All routes converge at Sacramento. At Sutter's Fort, clues from a cemetery gravestone and a hotel in nearby Coloma lead Jerrod to Jake's mine, where the brothers reunite and discover the Mother Lode.

== Copy protection ==
Gold Rush! uses words from the book California Gold: Story of the Rush to Riches by Lou and Phyllis Zauner, which came with the game as a form of copy protection. If the player fails to enter the correct word at a certain point during the game, their character is immediately arrested for claim jumping and hanged on the gallows, which is the same as the regular in-game punishment for claim jumping, being caught in someone's hotel room, or stealing.

== Reception ==
In 1989, Dragon gave the game 4½ out of 5 stars. Computer Gaming World gave the game a positive review, noting it mixes historical simulation with Sierra's traditional adventure gameplay. Compute! called Gold Rush "entertaining, somewhat educational, and a terrific escapade for first-time adventure game players", but warned that its simplicity might disappoint veteran gamers and that the graphics were inferior to that of some other Sierra adventures.

In 2011, Adventure Gamers named Gold Rush! the 96th-best adventure game ever released.

== Legacy ==
=== Collector's edition ===
The Software Farm released a collector's edition of California: Gold Rush! in a wooden box in 2000. They also released an economy pack that included just the game, packaged in an envelope.

=== Remake ===
German game developer Sunlight Games secured the rights and re-released the original version in July 2014. A remake with the name Gold Rush! Anniversary was released in November of the same year for Microsoft Windows, OS X and Linux. The ports for iOS and Android were released in March 2015. All graphics are pre-rendered, but all animations and characters are displayed in real-time 3D. The game's graphics are in high definition and the music was remade. All text from the original game was optimized with newly recorded voiceovers. The game can be controlled by a point-and-click control or with a parser (only Windows, Linux and Mac), which is similar to the old Sierra games which use the AGI interface. Gold Rush! 2 was released in April 2017 as a sequel to Gold Rush! Anniversary.

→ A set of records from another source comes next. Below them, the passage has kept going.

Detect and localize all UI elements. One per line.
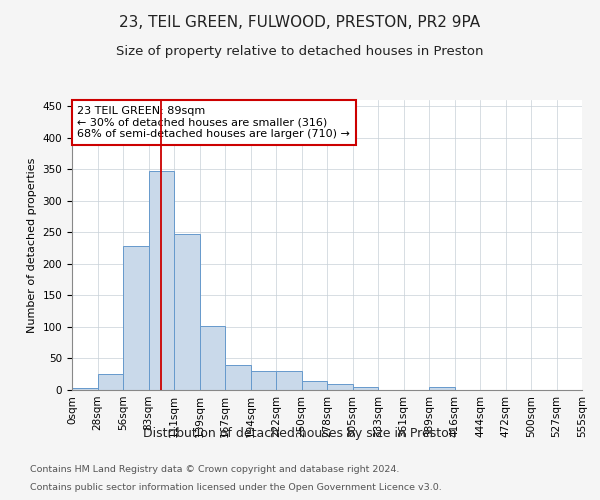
Bar [149,170,174,390]
Bar [72,388,97,390]
Y-axis label: Number of detached properties: Number of detached properties [27,158,37,332]
Bar [251,371,276,390]
Bar [174,234,199,390]
Text: 23 TEIL GREEN: 89sqm
← 30% of detached houses are smaller (316)
68% of semi-deta: 23 TEIL GREEN: 89sqm ← 30% of detached h… [77,106,350,139]
Bar [353,387,378,390]
Text: 23, TEIL GREEN, FULWOOD, PRESTON, PR2 9PA: 23, TEIL GREEN, FULWOOD, PRESTON, PR2 9P… [119,15,481,30]
Bar [302,380,327,390]
Text: Distribution of detached houses by size in Preston: Distribution of detached houses by size … [143,428,457,440]
Bar [97,374,123,390]
Bar [327,384,353,390]
Bar [429,387,455,390]
Bar [225,365,251,390]
Text: Contains HM Land Registry data © Crown copyright and database right 2024.: Contains HM Land Registry data © Crown c… [30,465,400,474]
Bar [199,326,225,390]
Bar [276,371,302,390]
Text: Contains public sector information licensed under the Open Government Licence v3: Contains public sector information licen… [30,482,442,492]
Text: Size of property relative to detached houses in Preston: Size of property relative to detached ho… [116,45,484,58]
Bar [123,246,149,390]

Sunlight Games has also released a Special Edition which is limited to 350 copies. The Special Edition comes in a box with a banderole, and the content of the box is similar to the old Sierra boxes is: a copy of the game on a DRM-free DVD, a poster, a card with the serial number, a printed making-of booklet, a printed booklet with concept drawings, and a golden-colored coin. Gold Rush! The Special Edition can only be ordered at Sunlight Games' online shop.

Adventure Gamers gave the remake 1½ stars out of 5. Just Adventure gave the game a rating of B−. 3rd-strike gave the game a 7.0.